For anyone who lived through the Church of England’s progress (I use the word cautiously) towards the decision in 1992 to admit women to the priesthood, and 22 years later to the episcopate, there is a grim fascination in re-visiting some of the detail of those times. Subjected to Kirk’s careful, penetrating, and relentless analysis, the ‘big speeches’ made in the 1992 Final Approval debate, and in the run-up to the corresponding votes on women bishops, simply fall apart. A‘ reasoned development, consonant with Scripture, required by Tradition’ – this was the famous attempt in 1992 by the then Bishop of Guildford to build a new three-legged stool upon which the argument for saying ‘yes’ to women in the priesthood could rest. Kirk takes the new stool apart leg by leg, and, unsurprisingly, it falls over. He is especially good on the knots into which proponents of the innovation tied themselves on the question of Tradition: was it that the ordination of women would put right a great injustice, women, scandalously, never having been ordained as priests and bishops in the whole history of the Church; or was it that they had been so ordained, but that the tradition had been covered up? Sometimes, the answer appeared to be a bewildering and contradictory ‘yes’ to both positions.
An even greater tension deep within the origins of the movement for the ordination of women is uncovered in the book’s opening chapter. Kirk’s conversation partners are the feminist theologian Daphne Hampson, and Austin Farrer – the twentieth-century Anglican divine and sometime Warden of Kirk’s own Keble College, to whom the book is dedicated. Kirk quotes Hampson: ‘I worked all hours, sacrificing my career and my free time, for the cause of the ordination of women in the British Anglican churches.’ The result is inevitable: ‘Hampson [came] to see that her most deeply held convictions were a reason, not to embrace women’s ordination […] but to reject Christianity.’ When Hampson’s rejection of the faith is set alongside Farrer’s position, Kirk astutely notes that the ‘post-Christian feminist’ and the ‘catholic traditionalist’ are in fundamental agreement; but that ‘what drives her from Christianity is what he finds most compelling in it’.
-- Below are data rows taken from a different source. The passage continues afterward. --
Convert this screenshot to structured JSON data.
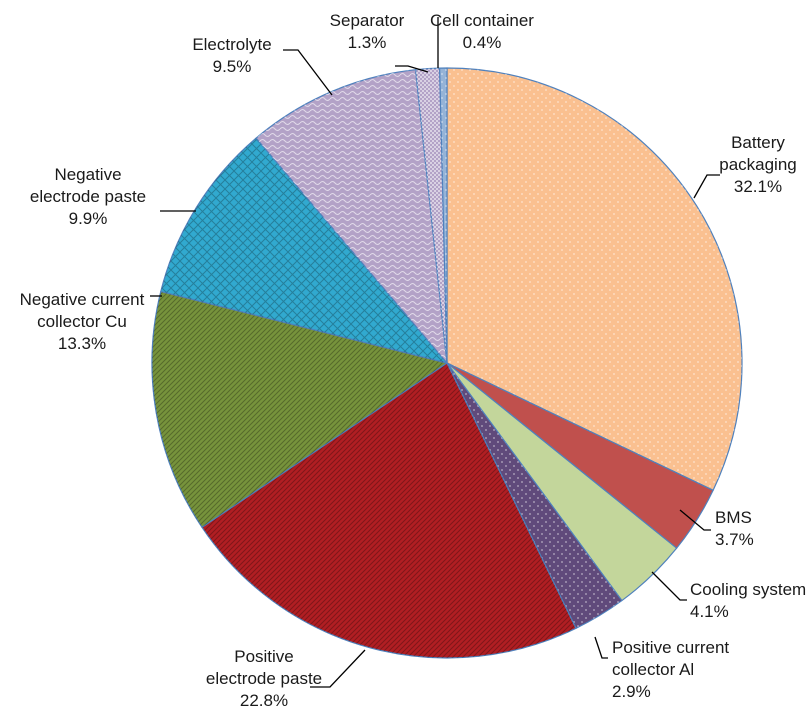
{
  "chart_data": {
    "type": "pie",
    "title": "",
    "start_angle_deg": 0,
    "direction": "clockwise",
    "slices": [
      {
        "name": "Battery packaging",
        "label_lines": [
          "Battery",
          "packaging"
        ],
        "value": 32.1,
        "value_label": "32.1%",
        "color": "#fac090",
        "pattern": "dots"
      },
      {
        "name": "BMS",
        "label_lines": [
          "BMS"
        ],
        "value": 3.7,
        "value_label": "3.7%",
        "color": "#c0504d",
        "pattern": "solid"
      },
      {
        "name": "Cooling system",
        "label_lines": [
          "Cooling system"
        ],
        "value": 4.1,
        "value_label": "4.1%",
        "color": "#c3d69b",
        "pattern": "solid"
      },
      {
        "name": "Positive current collector Al",
        "label_lines": [
          "Positive current",
          "collector Al"
        ],
        "value": 2.9,
        "value_label": "2.9%",
        "color": "#604a7b",
        "pattern": "dots"
      },
      {
        "name": "Positive electrode paste",
        "label_lines": [
          "Positive",
          "electrode paste"
        ],
        "value": 22.8,
        "value_label": "22.8%",
        "color": "#b11e23",
        "pattern": "diagonal"
      },
      {
        "name": "Negative current collector Cu",
        "label_lines": [
          "Negative current",
          "collector Cu"
        ],
        "value": 13.3,
        "value_label": "13.3%",
        "color": "#77933c",
        "pattern": "diagonal"
      },
      {
        "name": "Negative electrode paste",
        "label_lines": [
          "Negative",
          "electrode paste"
        ],
        "value": 9.9,
        "value_label": "9.9%",
        "color": "#31a9cf",
        "pattern": "crosshatch"
      },
      {
        "name": "Electrolyte",
        "label_lines": [
          "Electrolyte"
        ],
        "value": 9.5,
        "value_label": "9.5%",
        "color": "#b3a2c7",
        "pattern": "wave"
      },
      {
        "name": "Separator",
        "label_lines": [
          "Separator"
        ],
        "value": 1.3,
        "value_label": "1.3%",
        "color": "#b3a2c7",
        "pattern": "checker"
      },
      {
        "name": "Cell container",
        "label_lines": [
          "Cell container"
        ],
        "value": 0.4,
        "value_label": "0.4%",
        "color": "#95b3d7",
        "pattern": "dots"
      }
    ]
  }
}
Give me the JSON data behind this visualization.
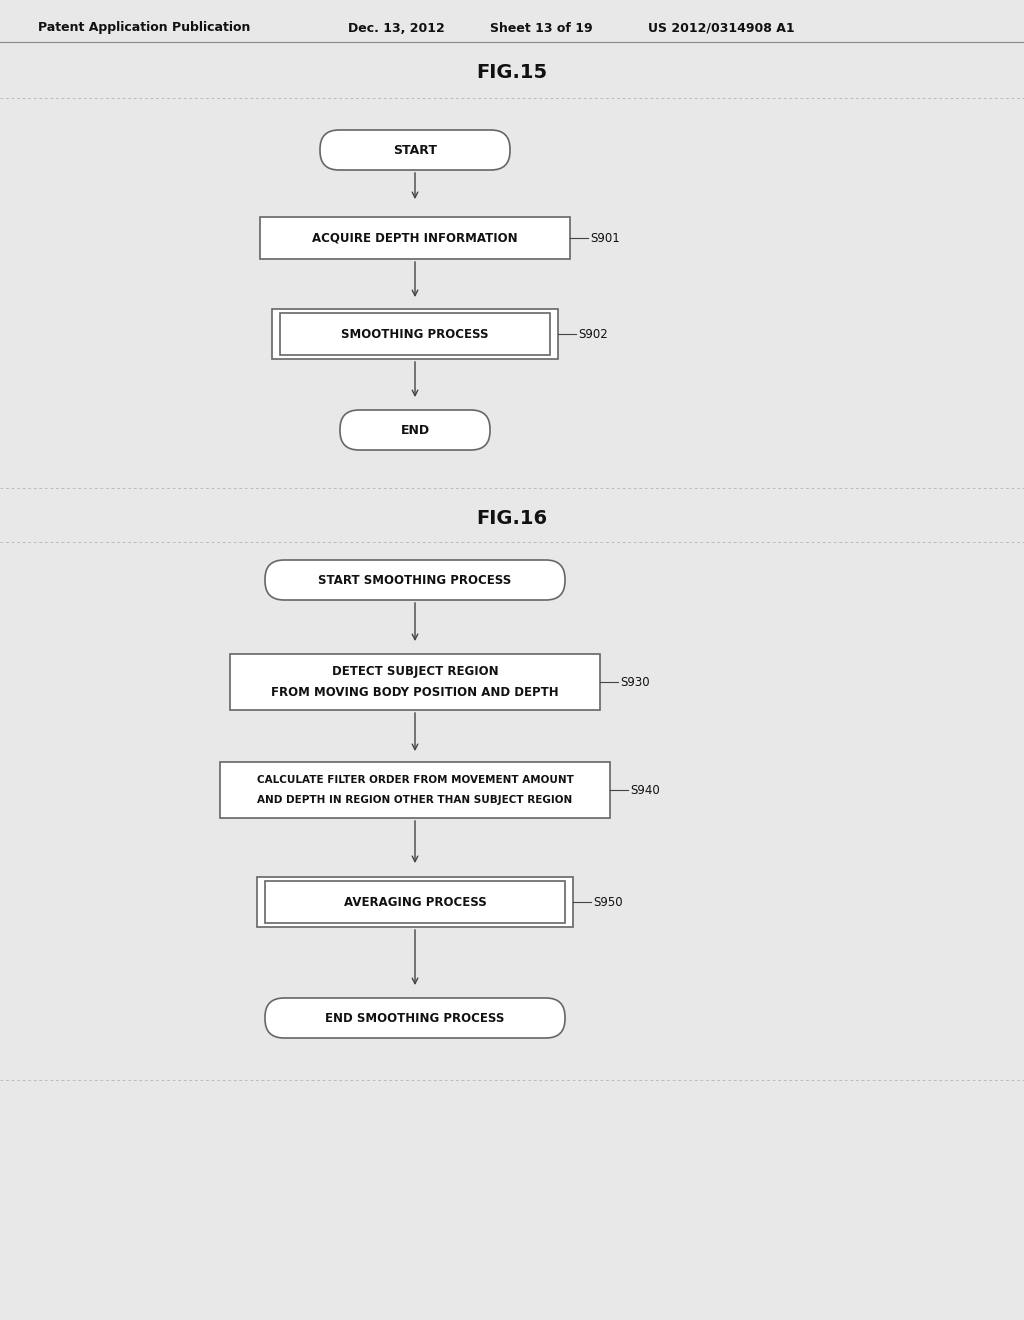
{
  "background_color": "#f0f0f0",
  "page_bg": "#e8e8e8",
  "header_text": "Patent Application Publication",
  "header_date": "Dec. 13, 2012",
  "header_sheet": "Sheet 13 of 19",
  "header_patent": "US 2012/0314908 A1",
  "fig15_title": "FIG.15",
  "fig16_title": "FIG.16",
  "line_color": "#444444",
  "text_color": "#111111",
  "box_edge_color": "#666666",
  "font_size_box": 8.5,
  "font_size_label": 8.5,
  "font_size_header": 9,
  "font_size_title": 13
}
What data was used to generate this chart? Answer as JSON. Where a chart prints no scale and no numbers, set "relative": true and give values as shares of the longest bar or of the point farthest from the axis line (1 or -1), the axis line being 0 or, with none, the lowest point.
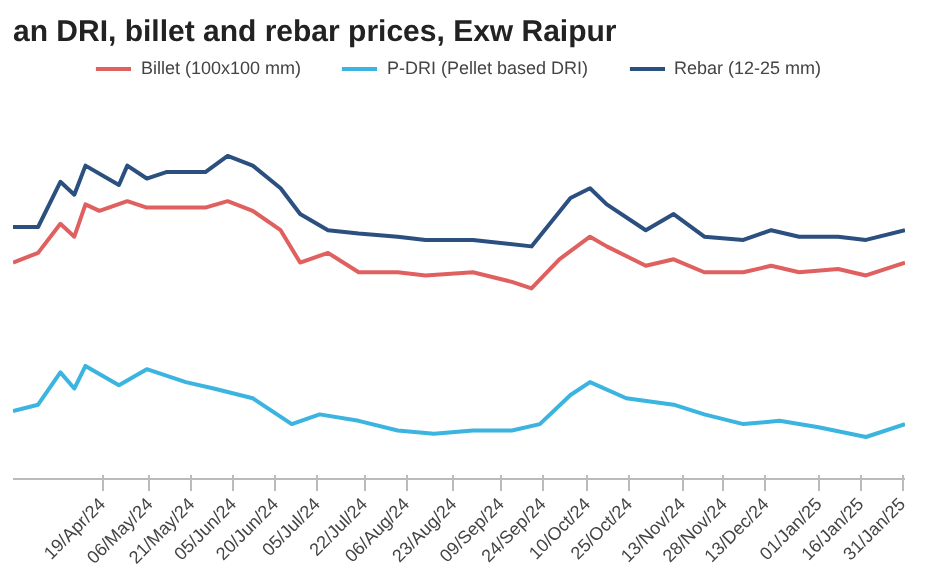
{
  "chart_data": {
    "type": "line",
    "title": "an DRI, billet and rebar prices, Exw  Raipur",
    "relative": true,
    "legend": "top",
    "marker": "none",
    "line_style": "solid",
    "xlim": [
      "2024-03-18",
      "2025-02-01"
    ],
    "xticks": [
      {
        "value": "2024-04-19",
        "label": "19/Apr/24"
      },
      {
        "value": "2024-05-06",
        "label": "06/May/24"
      },
      {
        "value": "2024-05-21",
        "label": "21/May/24"
      },
      {
        "value": "2024-06-05",
        "label": "05/Jun/24"
      },
      {
        "value": "2024-06-20",
        "label": "20/Jun/24"
      },
      {
        "value": "2024-07-05",
        "label": "05/Jul/24"
      },
      {
        "value": "2024-07-22",
        "label": "22/Jul/24"
      },
      {
        "value": "2024-08-06",
        "label": "06/Aug/24"
      },
      {
        "value": "2024-08-23",
        "label": "23/Aug/24"
      },
      {
        "value": "2024-09-09",
        "label": "09/Sep/24"
      },
      {
        "value": "2024-09-24",
        "label": "24/Sep/24"
      },
      {
        "value": "2024-10-10",
        "label": "10/Oct/24"
      },
      {
        "value": "2024-10-25",
        "label": "25/Oct/24"
      },
      {
        "value": "2024-11-13",
        "label": "13/Nov/24"
      },
      {
        "value": "2024-11-28",
        "label": "28/Nov/24"
      },
      {
        "value": "2024-12-13",
        "label": "13/Dec/24"
      },
      {
        "value": "2025-01-01",
        "label": "01/Jan/25"
      },
      {
        "value": "2025-01-16",
        "label": "16/Jan/25"
      },
      {
        "value": "2025-01-31",
        "label": "31/Jan/25"
      }
    ],
    "series": [
      {
        "name": "Billet (100x100 mm)",
        "color": "#e06060",
        "x": [
          "2024-03-18",
          "2024-03-27",
          "2024-04-04",
          "2024-04-09",
          "2024-04-13",
          "2024-04-18",
          "2024-04-28",
          "2024-05-05",
          "2024-05-26",
          "2024-06-03",
          "2024-06-12",
          "2024-06-22",
          "2024-06-29",
          "2024-07-09",
          "2024-07-20",
          "2024-08-03",
          "2024-08-13",
          "2024-08-30",
          "2024-09-13",
          "2024-09-20",
          "2024-09-30",
          "2024-10-11",
          "2024-10-17",
          "2024-10-31",
          "2024-11-10",
          "2024-11-21",
          "2024-12-05",
          "2024-12-15",
          "2024-12-25",
          "2025-01-08",
          "2025-01-18",
          "2025-02-01"
        ],
        "values": [
          0.67,
          0.7,
          0.79,
          0.75,
          0.85,
          0.83,
          0.86,
          0.84,
          0.84,
          0.86,
          0.83,
          0.77,
          0.67,
          0.7,
          0.64,
          0.64,
          0.63,
          0.64,
          0.61,
          0.59,
          0.68,
          0.75,
          0.72,
          0.66,
          0.68,
          0.64,
          0.64,
          0.66,
          0.64,
          0.65,
          0.63,
          0.67
        ]
      },
      {
        "name": "P-DRI (Pellet based DRI)",
        "color": "#3bb4e0",
        "x": [
          "2024-03-18",
          "2024-03-27",
          "2024-04-04",
          "2024-04-09",
          "2024-04-13",
          "2024-04-25",
          "2024-05-05",
          "2024-05-19",
          "2024-05-29",
          "2024-06-12",
          "2024-06-26",
          "2024-07-06",
          "2024-07-20",
          "2024-08-03",
          "2024-08-16",
          "2024-08-30",
          "2024-09-13",
          "2024-09-23",
          "2024-10-04",
          "2024-10-11",
          "2024-10-24",
          "2024-11-10",
          "2024-11-21",
          "2024-12-05",
          "2024-12-18",
          "2025-01-01",
          "2025-01-18",
          "2025-02-01"
        ],
        "values": [
          0.21,
          0.23,
          0.33,
          0.28,
          0.35,
          0.29,
          0.34,
          0.3,
          0.28,
          0.25,
          0.17,
          0.2,
          0.18,
          0.15,
          0.14,
          0.15,
          0.15,
          0.17,
          0.26,
          0.3,
          0.25,
          0.23,
          0.2,
          0.17,
          0.18,
          0.16,
          0.13,
          0.17
        ]
      },
      {
        "name": "Rebar (12-25 mm)",
        "color": "#2b4f7f",
        "x": [
          "2024-03-18",
          "2024-03-27",
          "2024-04-04",
          "2024-04-09",
          "2024-04-13",
          "2024-04-25",
          "2024-04-28",
          "2024-05-05",
          "2024-05-12",
          "2024-05-26",
          "2024-06-03",
          "2024-06-12",
          "2024-06-22",
          "2024-06-29",
          "2024-07-09",
          "2024-07-20",
          "2024-08-03",
          "2024-08-13",
          "2024-08-30",
          "2024-09-20",
          "2024-10-04",
          "2024-10-11",
          "2024-10-17",
          "2024-10-31",
          "2024-11-10",
          "2024-11-21",
          "2024-12-05",
          "2024-12-15",
          "2024-12-25",
          "2025-01-08",
          "2025-01-18",
          "2025-02-01"
        ],
        "values": [
          0.78,
          0.78,
          0.92,
          0.88,
          0.97,
          0.91,
          0.97,
          0.93,
          0.95,
          0.95,
          1.0,
          0.97,
          0.9,
          0.82,
          0.77,
          0.76,
          0.75,
          0.74,
          0.74,
          0.72,
          0.87,
          0.9,
          0.85,
          0.77,
          0.82,
          0.75,
          0.74,
          0.77,
          0.75,
          0.75,
          0.74,
          0.77
        ]
      }
    ]
  }
}
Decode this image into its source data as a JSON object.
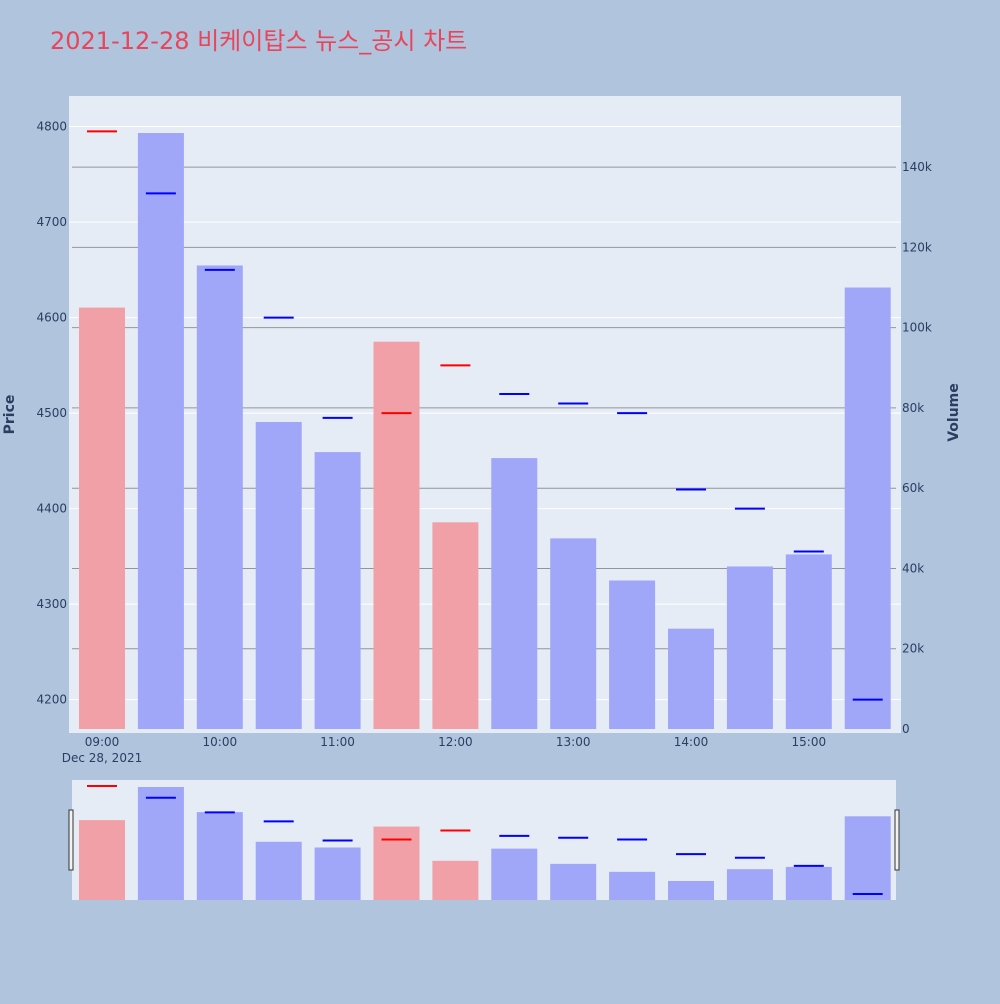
{
  "title": "2021-12-28 비케이탑스 뉴스_공시 차트",
  "colors": {
    "page_bg": "#b0c4de",
    "plot_bg": "#e5ecf6",
    "title": "#e8455b",
    "volume_up": "#f0a0a6",
    "volume_down": "#a0a6f8",
    "tick_up": "#ff0000",
    "tick_down": "#0000ff",
    "axis_text": "#2a3f5f",
    "secondary_grid": "#7f7f7f"
  },
  "chart_data": {
    "type": "bar",
    "description_of_marks": "OHLC-style close ticks (price, left axis) overlaid on volume bars (right axis), with range slider below",
    "title": "2021-12-28 비케이탑스 뉴스_공시 차트",
    "date_label": "Dec 28, 2021",
    "x": [
      "09:00",
      "09:30",
      "10:00",
      "10:30",
      "11:00",
      "11:30",
      "12:00",
      "12:30",
      "13:00",
      "13:30",
      "14:00",
      "14:30",
      "15:00",
      "15:30"
    ],
    "x_tick_labels": [
      "09:00",
      "10:00",
      "11:00",
      "12:00",
      "13:00",
      "14:00",
      "15:00"
    ],
    "x_tick_positions": [
      "09:00",
      "10:00",
      "11:00",
      "12:00",
      "13:00",
      "14:00",
      "15:00"
    ],
    "y_price": {
      "label": "Price",
      "range": [
        4165,
        4832
      ],
      "ticks": [
        4200,
        4300,
        4400,
        4500,
        4600,
        4700,
        4800
      ],
      "tick_labels": [
        "4200",
        "4300",
        "4400",
        "4500",
        "4600",
        "4700",
        "4800"
      ]
    },
    "y_volume": {
      "label": "Volume",
      "range": [
        0,
        150000
      ],
      "ticks": [
        0,
        20000,
        40000,
        60000,
        80000,
        100000,
        120000,
        140000
      ],
      "tick_labels": [
        "0",
        "20k",
        "40k",
        "60k",
        "80k",
        "100k",
        "120k",
        "140k"
      ]
    },
    "series": [
      {
        "name": "Price",
        "values": [
          4795,
          4730,
          4650,
          4600,
          4495,
          4500,
          4550,
          4520,
          4510,
          4500,
          4420,
          4400,
          4355,
          4200
        ],
        "direction": [
          "up",
          "down",
          "down",
          "down",
          "down",
          "up",
          "up",
          "down",
          "down",
          "down",
          "down",
          "down",
          "down",
          "down"
        ]
      },
      {
        "name": "Volume",
        "values": [
          105000,
          148500,
          115500,
          76500,
          69000,
          96500,
          51500,
          67500,
          47500,
          37000,
          25000,
          40500,
          43500,
          110000
        ]
      }
    ]
  }
}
Daphne Hampson came to believe that the logic of her own position led inexorably to her abandonment of historic Christianity. Many, on both sides of the debate, predicted – either with fear and trembling, or glorious anticipation – that the ordination of women would usher in a radical re-casting of the theology associated both with a Saviour who is incarnated as a human male and with a ministerial priesthood that in some particular sense represents that Saviour who is himself the image and likeness of a heavenly Father. It is a curious feature of the unfolding story of the ordination of women, especially to the episcopate, in the Church of England that this is not happening – yet. Rachel Treweek, on her appointment as Bishop of Gloucester, declined to obey the Writ summoning her to take up her place as one of the Lords Spiritual until the term ‘Right Reverend Father in God’ had been removed. But generally, what might be termed the ‘Hampson agenda’ – at least in its proponent’s still nominally Christian days – has become the mouse that failed to roar. Perhaps this is part of the fall-out from an evangelical ascendancy: the strong currency is that of leadership over and against priesthood, a development which has provoked anxiety (and not a little mutual sympathy) among both traditionalist Catholics and catholic-minded women priests. It is still too early to tell.